Without a doubt however, the omission of the agency from the VAT Bill raises concerns. Because the agency that is now supposed to monitor revenue collection and be new eyes and ears in the revenue collection process, has now been side-lined and the process is now, and we hope for a short time, in the hands of the persons within the same system that we wish to move away from.

We should take the controls of the revenue generating agencies out of the current system that has been compromised for so long. If you want to change the system, then change the system. Don't half do it.
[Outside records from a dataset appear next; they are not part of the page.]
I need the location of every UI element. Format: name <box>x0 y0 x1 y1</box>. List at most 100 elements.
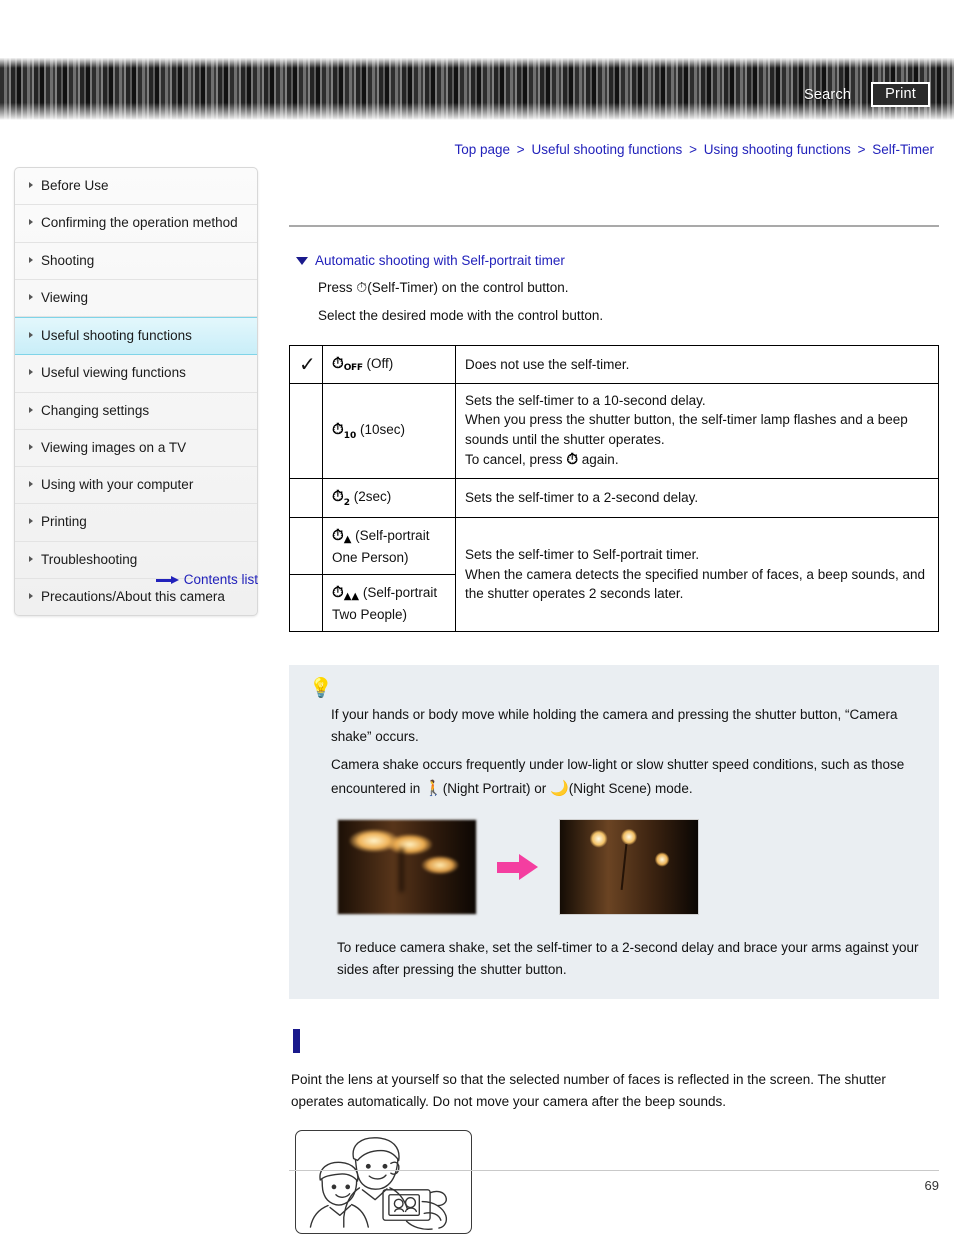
step-prefix: Press <box>318 280 353 295</box>
description-line: Sets the self-timer to a 10-second delay… <box>465 392 706 408</box>
page-number: 69 <box>924 1178 939 1193</box>
self-timer-self-portrait-two-icon: ⏱▲▲ <box>332 583 360 603</box>
self-timer-icon: ⏱ <box>356 280 368 296</box>
row-mode-label: (10sec) <box>360 421 406 437</box>
sidebar-item-shooting[interactable]: Shooting <box>15 243 257 280</box>
row-mode-label: (2sec) <box>353 489 392 504</box>
sidebar-item-viewing[interactable]: Viewing <box>15 280 257 317</box>
sidebar-item-label: Changing settings <box>41 402 150 418</box>
triangle-down-icon <box>296 256 308 265</box>
section-marker <box>293 1028 300 1053</box>
self-timer-2sec-icon: ⏱2 <box>332 487 350 508</box>
breadcrumb-item-using-shooting-functions[interactable]: Using shooting functions <box>704 142 851 157</box>
bottom-section: Point the lens at yourself so that the s… <box>289 1028 939 1235</box>
sidebar-item-label: Useful shooting functions <box>41 328 192 343</box>
checkmark-icon: ✓ <box>299 352 316 376</box>
contents-list-label[interactable]: Contents list <box>184 572 258 587</box>
chevron-right-icon <box>29 369 33 376</box>
arrow-right-icon <box>155 576 180 585</box>
night-portrait-label: (Night Portrait) or <box>442 780 547 796</box>
chevron-right-icon <box>29 443 33 450</box>
row-checkmark-cell <box>289 477 323 519</box>
section-heading-label: Automatic shooting with Self-portrait ti… <box>315 253 565 268</box>
breadcrumb-separator: > <box>689 142 697 157</box>
chevron-right-icon <box>29 406 33 413</box>
breadcrumb-separator: > <box>516 142 525 157</box>
row-mode-cell: ⏱2 (2sec) <box>322 477 456 519</box>
chevron-right-icon <box>29 219 33 226</box>
sidebar-item-confirming-the-operation-method[interactable]: Confirming the operation method <box>15 205 257 243</box>
sidebar-item-label: Before Use <box>41 178 109 193</box>
table-row: ⏱2 (2sec) Sets the self-timer to a 2-sec… <box>289 477 939 519</box>
bottom-section-text: Point the lens at yourself so that the s… <box>291 1071 886 1109</box>
sidebar-item-label: Viewing images on a TV <box>41 439 187 455</box>
tip-paragraph-2: Camera shake occurs frequently under low… <box>331 754 921 800</box>
breadcrumb-item-useful-shooting-functions[interactable]: Useful shooting functions <box>531 142 682 157</box>
chevron-right-icon <box>29 481 33 487</box>
table-row: ⏱▲ (Self-portrait One Person) Sets the s… <box>289 517 939 633</box>
sidebar-item-useful-viewing-functions[interactable]: Useful viewing functions <box>15 355 257 393</box>
footer-divider <box>289 1170 939 1171</box>
content-divider <box>289 225 939 227</box>
row-mode-cell: ⏱▲▲ (Self-portrait Two People) <box>322 574 456 633</box>
row-checkmark-cell <box>289 382 323 480</box>
tip-footnote: To reduce camera shake, set the self-tim… <box>337 940 919 977</box>
contents-list-link[interactable]: Contents list <box>14 572 258 587</box>
search-button[interactable]: Search <box>798 86 857 104</box>
chevron-right-icon <box>29 293 33 300</box>
sidebar-item-printing[interactable]: Printing <box>15 504 257 542</box>
row-description-cell-self-portrait: Sets the self-timer to Self-portrait tim… <box>455 517 939 633</box>
chevron-right-icon <box>29 256 33 263</box>
self-timer-self-portrait-one-icon: ⏱▲ <box>332 526 352 546</box>
sidebar-item-label: Precautions/About this camera <box>41 588 225 604</box>
sidebar-navigation: Before Use Confirming the operation meth… <box>14 167 258 616</box>
row-mode-cell: ⏱▲ (Self-portrait One Person) <box>322 517 456 576</box>
sidebar-item-label: Shooting <box>41 252 95 268</box>
row-description-cell: Sets the self-timer to a 2-second delay. <box>455 477 939 519</box>
camera-shake-comparison <box>337 819 921 916</box>
sidebar-item-label: Printing <box>41 514 87 530</box>
section-heading-automatic-shooting[interactable]: Automatic shooting with Self-portrait ti… <box>296 253 939 268</box>
breadcrumb-item-top-page[interactable]: Top page <box>454 142 510 157</box>
night-scene-label: (Night Scene) mode. <box>568 780 693 796</box>
cancel-suffix: again. <box>581 452 619 468</box>
cancel-prefix: To cancel, press <box>465 452 563 468</box>
row-description-cell: Does not use the self-timer. <box>455 345 939 384</box>
chevron-right-icon <box>29 332 33 338</box>
row-mode-label: (Off) <box>366 356 394 372</box>
sidebar-item-label: Viewing <box>41 289 89 305</box>
sidebar-item-changing-settings[interactable]: Changing settings <box>15 393 257 430</box>
description-line: Sets the self-timer to Self-portrait tim… <box>465 547 700 563</box>
self-timer-mode-table: ✓ ⏱OFF (Off) Does not use the self-timer… <box>289 345 939 633</box>
row-description-cell: Sets the self-timer to a 10-second delay… <box>455 382 939 480</box>
sidebar-item-useful-shooting-functions[interactable]: Useful shooting functions <box>15 317 257 356</box>
sidebar-item-label: Using with your computer <box>41 477 194 492</box>
sidebar-item-label: Troubleshooting <box>41 551 138 567</box>
chevron-right-icon <box>29 518 33 525</box>
description-line: When the camera detects the specified nu… <box>465 566 926 602</box>
row-mode-cell: ⏱10 (10sec) <box>322 382 456 480</box>
chevron-right-icon <box>29 555 33 562</box>
print-button[interactable]: Print <box>871 82 930 107</box>
sidebar-item-using-with-your-computer[interactable]: Using with your computer <box>15 467 257 505</box>
tip-box: 💡 If your hands or body move while holdi… <box>289 665 939 999</box>
sidebar-item-label: Useful viewing functions <box>41 365 186 381</box>
self-timer-off-icon: ⏱OFF <box>332 354 363 374</box>
breadcrumb-item-self-timer[interactable]: Self-Timer <box>872 142 934 157</box>
tip-paragraph-1: If your hands or body move while holding… <box>331 707 898 745</box>
chevron-right-icon <box>29 182 33 188</box>
step-press-self-timer: Press ⏱(Self-Timer) on the control butto… <box>318 280 939 296</box>
chevron-right-icon <box>29 592 33 599</box>
description-line: When you press the shutter button, the s… <box>465 412 908 447</box>
description-line: To cancel, press ⏱ again. <box>465 449 929 471</box>
step-select-mode: Select the desired mode with the control… <box>318 308 604 323</box>
header-actions: Search Print <box>798 82 930 107</box>
sidebar-item-before-use[interactable]: Before Use <box>15 168 257 206</box>
sidebar-item-viewing-images-on-a-tv[interactable]: Viewing images on a TV <box>15 430 257 467</box>
row-checkmark-cell <box>289 517 323 576</box>
blurred-chandelier-photo <box>337 819 477 916</box>
night-scene-moon-icon: 🌙 <box>550 778 569 797</box>
breadcrumb-separator: > <box>857 142 866 157</box>
sidebar-item-label: Confirming the operation method <box>41 215 238 231</box>
row-checkmark-cell: ✓ <box>289 345 323 384</box>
Change it!

We shouldn't act as if there aren't, or have not ever been, other abuses, like the situation we had with Customs and Mr. Myers. Many persons feel that this was a mere drop in the bucket with regard to what some may have gotten away with in the past, and what people may be getting away with doing right now. Especially when we take into consideration that less than 50% of Customs revenue makes it to the public treasury.

This doesn't absolve Mr. Myers or anyone else that has made serious errors in judgement, but the fact remains that true and systematic reform (something that was promised on the campaign trail by the current government) needs to be continually addressed.

I think the public also sees this new wave of crack downs in import fraud from the Customs Department, coupled with a renewed vigour for work in the auditor general's office, as persons within the system, wanting to look like they're working diligently, to ensure that a new layer of government in that of the Central Revenue Agency is not seen as desperately needed. Well, at least that's what I see. Blame it on me.

How all of this plays out remains to be seen, but I believe The Bahamas would much rather have full reform over half reform, with half reform leaving the Central Revenue Agency out of this initial push. If left undone, as time lingers on, it will most likely be left undone or done half-way. And then we all pay dearly for it in the end.